C'est l'une des raisons pour lesquelles la correspondance échangée par Georges Bataille, son fondateur et directeur, et Éric Weil, que Bataille associera - de fait - à la direction des premières années de la revue, est si intéressante. On y lira certes les considérables difficultés éditoriales qu'elle a rencontrées d'abord : deux éditeurs en quatre années avant de trouver avec les Éditions de Minuit, en 1950, celui qui lui sera dorénavant fidèle. Mais là n'est pas l'essentiel. L'essentiel tient dans l'échange profond, souvent tendu, de deux intellectuels que presque tout oppose (dans une époque où les oppositions ne manquaient pas), excepté leur commune volonté d'oeuvrer à la réussite d'une revue « savante » (différente en cela des revues que Bataille a animées avant la guerre - Documents, Acéphale), de recension (« représentant l'essentiel de la pensée humaine prise dans les meilleurs livres », français ou étrangers, ainsi que Bataille l'annonçait dès son premier projet), ce qui suffit à la distinguer d'entrée de jeu des revues d'opinion, qui connurent de fait le succès immédiat - attendu - que l'époque était prête à leur faire (Les Temps modernes, pour ne citer que la plus illustre des revues de laquelle Critique cherchait le plus à se différencier). Cette volonté délibérément bibliographique (il faut le redire : c'est d'une revue de recension qu'il s'agit) n'en devra pas moins compter avec les passions politiques : délicat, sinon impossible équilibre à trouver entre les marxistes et les non marxistes, les communistes et les gaullistes, l'existentialisme et le surréalisme, les grandes oeuvres canoniques, et les travaux qu'elles suscitent comme naturellement, et les petites oeuvres hérétiques (Weil s'impatientant de l'intérêt récurrent Bataille montre pour Sade), petites oeuvres que Bataille semble pourtant résolu de valoriser à l'égale des premières, entre les collaborateurs dont la « scientificité » n'est pas douteuse (les spécialistes) et les « intellectuels », pour la plupart amis de Bataille, revenant avec lui d'un entre-deux-guerres commun et passionné, etc.

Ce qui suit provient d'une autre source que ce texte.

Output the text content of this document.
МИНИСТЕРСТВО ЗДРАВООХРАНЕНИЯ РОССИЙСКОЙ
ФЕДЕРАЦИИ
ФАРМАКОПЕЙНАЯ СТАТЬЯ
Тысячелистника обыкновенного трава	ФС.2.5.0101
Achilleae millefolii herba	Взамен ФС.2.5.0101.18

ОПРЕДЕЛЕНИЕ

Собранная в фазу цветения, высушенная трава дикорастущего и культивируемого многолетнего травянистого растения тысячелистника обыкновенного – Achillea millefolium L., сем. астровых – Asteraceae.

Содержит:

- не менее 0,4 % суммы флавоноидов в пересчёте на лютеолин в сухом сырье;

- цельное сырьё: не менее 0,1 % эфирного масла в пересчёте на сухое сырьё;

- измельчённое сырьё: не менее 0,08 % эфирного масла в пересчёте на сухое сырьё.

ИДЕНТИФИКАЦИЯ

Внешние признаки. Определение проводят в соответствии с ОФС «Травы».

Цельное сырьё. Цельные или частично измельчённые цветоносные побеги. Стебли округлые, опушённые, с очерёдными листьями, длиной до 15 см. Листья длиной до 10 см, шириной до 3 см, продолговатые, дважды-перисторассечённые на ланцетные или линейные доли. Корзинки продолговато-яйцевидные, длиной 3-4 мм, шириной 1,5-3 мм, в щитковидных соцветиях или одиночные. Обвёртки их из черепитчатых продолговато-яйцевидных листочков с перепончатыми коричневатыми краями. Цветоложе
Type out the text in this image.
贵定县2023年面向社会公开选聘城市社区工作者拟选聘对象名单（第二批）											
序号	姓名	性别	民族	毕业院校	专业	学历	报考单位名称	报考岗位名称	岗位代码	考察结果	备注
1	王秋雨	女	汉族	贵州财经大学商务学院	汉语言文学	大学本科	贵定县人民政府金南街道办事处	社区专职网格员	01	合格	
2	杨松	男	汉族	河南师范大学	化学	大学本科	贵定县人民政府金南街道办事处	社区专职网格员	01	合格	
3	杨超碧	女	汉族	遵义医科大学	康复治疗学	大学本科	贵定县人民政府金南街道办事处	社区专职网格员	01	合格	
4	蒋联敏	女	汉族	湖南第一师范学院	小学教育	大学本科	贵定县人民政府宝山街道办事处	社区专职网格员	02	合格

Qu'on le mesure : du n° 1 au n°3-4, signèrent - que Critique seul sut rassembler alors - Bataille et Weil eux-mêmes bien sûr, mais aussi, Georges Ambrosino, Georges Balandier, Maurice Blanchot (membre du Comité de rédaction dès le premier numéro), Théodore Fraenkel, Alexandre Kojève, Alexandre Koyré, Aimé Patri, etc. On se le représente sans peine : l'écart est parfois considérable, les livres recensés couvrent un champ étonnamment étendu qu'on ne voit pas d'autres revues réunir, les tons sont divers, sinon divergents.
De tout cela, la correspondance échangée par Bataille et Weil se ressent profondément. Il s'y joue quelque chose de l'époque entière réduite pour l'occasion à deux seuls hommes.
À en-tête de Critique, correspondance de Georges Bataille et Éric Weil, reproduit l'intégralité de l'échange des lettres écrites par l'un et l'autre des deux hommes tout le temps que ceux-ci ont travaillé ensemble à l'animation de la revue Critique. Soit 32 lettres de Weil à Bataille et 31 lettres de Bataille à Weil. À quoi l'éditrice à ajouté 23 lettres de Bataille à différents destinataires concernés par le projet (Maurice Nadeau, Pierre Prévost, Jean Piel, Charles Meyer, etc.) ; et 20 autres lettres « croisant » les précédentes.